You may know what RSI Indicator is.

You may know that RSI is a very popular and widely used indicator.

But do you know how to use it properly in live trading?

I don’t know what you are thinking.

But I can say that most people don’t know how to use it properly.

Most people know RSI is above 70 means over-bought and below 30 means over-sold of the stock.

But you may know a lot more by reading RSI values than overbought or oversold.

In this post, I will discuss this in detail so that you can read RSI levels far better than others.

So, let’s start.

First, I want to say that you should remember one important thing the use of RSI in the ranging or sideways market is different, and in the trending market is different.

So, before analyzing a chart based on RSI, first, you have to know the market conditions.

You have to know if the stock is in a sideways move or in a trending move.

If you make mistake to read the market conditions, you will make mistake to analyze the chart based on RSI.

So, you should be very careful about this.

What is RSI or Relative Strength Index?

RSI is a price following oscillator.

It majors the relative strength of the stock.

RSI oscillates between 0 to 100 levels.

It’s important levels are 70, 60, 50, 40 & 30.

RSI is mainly used for checking the momentum of stock and for checking oversold, and overbought.

14-day RSI is very popular among traders.

What does the RSI tell you?

You may use RSI to know

i) Overbought & Oversold:

When RSI is above 70 levels, the stock is considered overbought.

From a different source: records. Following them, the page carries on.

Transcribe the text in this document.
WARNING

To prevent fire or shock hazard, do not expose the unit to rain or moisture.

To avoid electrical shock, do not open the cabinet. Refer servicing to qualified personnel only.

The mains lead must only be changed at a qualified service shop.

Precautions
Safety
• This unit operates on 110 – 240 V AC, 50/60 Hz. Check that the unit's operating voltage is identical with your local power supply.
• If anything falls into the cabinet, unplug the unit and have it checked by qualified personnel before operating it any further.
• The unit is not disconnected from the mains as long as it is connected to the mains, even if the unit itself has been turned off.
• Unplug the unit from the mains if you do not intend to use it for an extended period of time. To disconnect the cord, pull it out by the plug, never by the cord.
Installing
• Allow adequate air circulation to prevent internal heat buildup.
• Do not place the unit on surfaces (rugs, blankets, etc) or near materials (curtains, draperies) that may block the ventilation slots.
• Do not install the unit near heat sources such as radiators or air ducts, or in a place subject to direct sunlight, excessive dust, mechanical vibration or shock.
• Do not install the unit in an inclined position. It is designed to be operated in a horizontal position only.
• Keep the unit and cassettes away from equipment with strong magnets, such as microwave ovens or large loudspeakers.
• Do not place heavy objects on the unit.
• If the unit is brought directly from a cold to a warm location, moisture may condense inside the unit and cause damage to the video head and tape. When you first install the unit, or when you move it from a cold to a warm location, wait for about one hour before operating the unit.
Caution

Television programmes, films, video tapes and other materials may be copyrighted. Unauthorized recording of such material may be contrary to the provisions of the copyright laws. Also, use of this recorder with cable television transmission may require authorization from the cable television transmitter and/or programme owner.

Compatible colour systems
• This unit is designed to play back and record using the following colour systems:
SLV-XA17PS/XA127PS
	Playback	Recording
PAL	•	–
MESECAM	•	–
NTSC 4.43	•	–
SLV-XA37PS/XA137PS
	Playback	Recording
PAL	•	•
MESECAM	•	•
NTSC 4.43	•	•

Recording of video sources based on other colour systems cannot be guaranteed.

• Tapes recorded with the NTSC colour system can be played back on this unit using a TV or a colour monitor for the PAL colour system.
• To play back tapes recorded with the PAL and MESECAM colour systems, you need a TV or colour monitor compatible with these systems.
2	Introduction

And when RSI is below the 30 levels, the stock is considered oversold.

Here is an example of overbought & oversold.

RSI overbought oversold

ii) Overall Trend Direction:

RSI tells us whether the stock is up trending or trending down or in a sideways move.

When RSI remains above 60, the stock shows an overall bullish trend.

When RSI remains below 40, the stock is in a bearish trend or in a downtrend.

And when RSI stays between 40 to 60, the price will be in the sideways zone.

iii) Early Entry and Exit using RSI indicator:

You can use RSI to get early entry and exit signals by using RSI Divergence.

RSI Divergence is a very strong signal with 95% accuracy if you know how to use it properly.

RSI Divergence

Price was increasing rapidly but RSI was moving down i.e RSI was indicating early the price may change its direction shortly.

Another day I will discuss how to take a trade based on RSI Divergence.

  1. iv) Momentum:

RSI is also used to know momentum.

RSI can indicate an increase in momentum in a trending market by remaining above or below a certain level for a long time.

In a ranging market, when RSI takes support at 30, it gives a buying opportunity.

But in a trending market, you should not try to buy the bottom as RSI can remain below 30 for a long period of time.

And in this situation, we do not get a chance to exit the trade on the rising of RSI. We can get stuck in a position for a long time and can face a huge loss.

Conclusion:

RSI is a very useful tool. You have to know properly how to use it in the trending and sideways markets.

But like other indicators, RSI also gives false signals.

So, price analysis is still needed with the use of RSI.